Hal itu diamini pula oleh Ketua Program Studi Ilmu Hukum, Djawahir Hejjazziey. Ia mengatakan, tindakan korupsi bukan hanya sekadar menyelundupkan uang. “Membawa satu lembar kertas tanpa izin pun dapat dikatakan sebagai korupsi,” ujar Djawahir, Kamis (16/4).
Menurut Djawahir, maraknya budaya korupsi yang di Indonesia dapat dikurangi dari pelbagai sektor.
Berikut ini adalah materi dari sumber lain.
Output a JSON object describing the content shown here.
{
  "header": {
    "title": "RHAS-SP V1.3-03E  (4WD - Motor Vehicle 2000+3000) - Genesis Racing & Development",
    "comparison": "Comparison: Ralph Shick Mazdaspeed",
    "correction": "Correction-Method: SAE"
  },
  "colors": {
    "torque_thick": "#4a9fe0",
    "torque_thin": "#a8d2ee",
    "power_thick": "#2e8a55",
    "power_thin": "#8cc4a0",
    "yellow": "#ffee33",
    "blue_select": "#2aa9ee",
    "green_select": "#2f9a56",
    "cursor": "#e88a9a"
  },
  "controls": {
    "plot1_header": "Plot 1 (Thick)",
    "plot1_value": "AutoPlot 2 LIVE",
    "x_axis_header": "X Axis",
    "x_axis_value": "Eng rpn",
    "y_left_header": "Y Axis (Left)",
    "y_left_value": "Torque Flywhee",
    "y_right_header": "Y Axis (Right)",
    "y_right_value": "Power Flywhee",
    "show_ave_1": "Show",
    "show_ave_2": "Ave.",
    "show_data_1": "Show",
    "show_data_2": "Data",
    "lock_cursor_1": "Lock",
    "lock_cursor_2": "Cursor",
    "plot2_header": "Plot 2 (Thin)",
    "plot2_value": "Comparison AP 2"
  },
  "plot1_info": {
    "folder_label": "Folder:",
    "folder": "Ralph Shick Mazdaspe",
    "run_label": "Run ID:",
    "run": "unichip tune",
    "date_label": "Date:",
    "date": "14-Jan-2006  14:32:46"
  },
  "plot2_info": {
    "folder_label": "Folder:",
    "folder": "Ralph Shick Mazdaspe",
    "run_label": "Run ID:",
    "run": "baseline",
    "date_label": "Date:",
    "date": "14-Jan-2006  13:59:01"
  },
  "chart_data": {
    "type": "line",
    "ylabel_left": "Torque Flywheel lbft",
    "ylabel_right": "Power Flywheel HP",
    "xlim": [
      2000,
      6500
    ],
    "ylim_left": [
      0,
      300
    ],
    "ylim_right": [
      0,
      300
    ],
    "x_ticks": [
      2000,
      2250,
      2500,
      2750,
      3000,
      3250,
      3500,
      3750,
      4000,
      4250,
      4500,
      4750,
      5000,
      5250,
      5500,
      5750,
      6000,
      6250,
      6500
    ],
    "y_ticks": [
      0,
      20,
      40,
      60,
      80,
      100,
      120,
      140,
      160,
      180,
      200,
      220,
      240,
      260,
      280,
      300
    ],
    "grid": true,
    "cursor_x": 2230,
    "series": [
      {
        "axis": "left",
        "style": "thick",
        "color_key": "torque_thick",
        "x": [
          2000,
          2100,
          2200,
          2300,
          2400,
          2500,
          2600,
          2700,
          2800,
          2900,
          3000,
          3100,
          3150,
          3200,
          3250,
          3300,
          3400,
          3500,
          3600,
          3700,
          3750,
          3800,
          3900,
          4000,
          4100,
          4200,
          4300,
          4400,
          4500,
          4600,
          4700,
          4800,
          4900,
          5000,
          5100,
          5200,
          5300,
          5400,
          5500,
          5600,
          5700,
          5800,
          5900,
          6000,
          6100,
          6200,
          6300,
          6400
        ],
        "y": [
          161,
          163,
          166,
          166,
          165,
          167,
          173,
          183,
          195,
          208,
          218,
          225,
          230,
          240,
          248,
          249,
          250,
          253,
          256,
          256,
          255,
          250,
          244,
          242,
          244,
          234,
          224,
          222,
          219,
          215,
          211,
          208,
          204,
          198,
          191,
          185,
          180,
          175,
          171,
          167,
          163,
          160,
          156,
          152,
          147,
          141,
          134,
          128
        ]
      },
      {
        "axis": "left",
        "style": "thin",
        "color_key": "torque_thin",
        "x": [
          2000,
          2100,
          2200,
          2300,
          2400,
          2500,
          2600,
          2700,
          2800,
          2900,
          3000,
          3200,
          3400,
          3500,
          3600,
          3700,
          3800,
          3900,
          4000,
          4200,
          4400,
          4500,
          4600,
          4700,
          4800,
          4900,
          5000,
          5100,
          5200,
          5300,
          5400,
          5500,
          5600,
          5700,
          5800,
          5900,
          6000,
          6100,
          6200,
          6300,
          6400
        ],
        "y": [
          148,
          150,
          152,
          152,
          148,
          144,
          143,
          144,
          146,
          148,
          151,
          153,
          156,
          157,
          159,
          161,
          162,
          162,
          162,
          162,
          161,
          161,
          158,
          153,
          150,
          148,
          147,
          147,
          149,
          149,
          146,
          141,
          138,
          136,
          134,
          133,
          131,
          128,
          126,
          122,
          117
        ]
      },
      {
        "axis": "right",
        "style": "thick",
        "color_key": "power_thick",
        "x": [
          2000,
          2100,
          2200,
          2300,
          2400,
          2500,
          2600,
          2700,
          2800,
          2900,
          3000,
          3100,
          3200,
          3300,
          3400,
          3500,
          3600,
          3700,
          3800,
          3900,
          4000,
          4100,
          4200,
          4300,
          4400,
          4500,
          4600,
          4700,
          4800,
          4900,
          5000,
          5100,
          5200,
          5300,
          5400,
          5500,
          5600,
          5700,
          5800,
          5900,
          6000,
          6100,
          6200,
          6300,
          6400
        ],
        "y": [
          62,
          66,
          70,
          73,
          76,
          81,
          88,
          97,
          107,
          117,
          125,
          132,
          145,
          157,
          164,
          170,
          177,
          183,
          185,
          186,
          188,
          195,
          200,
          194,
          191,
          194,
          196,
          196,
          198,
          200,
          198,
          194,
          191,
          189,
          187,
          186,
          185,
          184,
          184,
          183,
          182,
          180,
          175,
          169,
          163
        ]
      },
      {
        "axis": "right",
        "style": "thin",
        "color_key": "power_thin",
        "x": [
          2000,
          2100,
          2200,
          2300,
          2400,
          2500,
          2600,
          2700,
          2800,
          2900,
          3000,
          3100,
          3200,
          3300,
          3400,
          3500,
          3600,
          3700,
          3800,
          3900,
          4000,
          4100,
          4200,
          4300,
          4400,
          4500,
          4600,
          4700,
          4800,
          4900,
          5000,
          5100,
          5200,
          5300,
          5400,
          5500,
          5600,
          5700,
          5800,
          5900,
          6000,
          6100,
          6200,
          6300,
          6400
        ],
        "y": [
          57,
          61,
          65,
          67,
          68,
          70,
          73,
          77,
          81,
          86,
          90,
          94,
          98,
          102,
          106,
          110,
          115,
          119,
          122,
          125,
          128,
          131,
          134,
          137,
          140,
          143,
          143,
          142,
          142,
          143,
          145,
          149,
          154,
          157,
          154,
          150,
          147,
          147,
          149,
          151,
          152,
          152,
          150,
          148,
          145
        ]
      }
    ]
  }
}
Pendidikan kewarganegaraan serta agama ialah salah satunya. “Hukum dapat dipatuhi oleh seseorang jika terkandung peraturan agama di dalamnya,” tegasnya.
Menanggapi hal itu, wakil koordinator Tangerang Public Transparancy Watch (TRUTH), Suhendar mengatakan, pelaku tindak pidana korupsi jangan hanya ditindak melalui undang-undang, tetapi juga pendekatan psikologis.
Berbeda dengan Suhendar, Koordinator Komisi Pemberantasan Korupsi (KPK, Nanang Farid Syam mengatakan, lembaga penegak hukum tidak perlu diragukan kredibilitasnya. Ia menambahkan, masyarakat dapat turut serta untuk memberantas korupsi.“Bahkan, dengan menggunakan media sosial pun, masyarakat dapat mendukung KPK,” tutur Nanang, Kamis (16/4).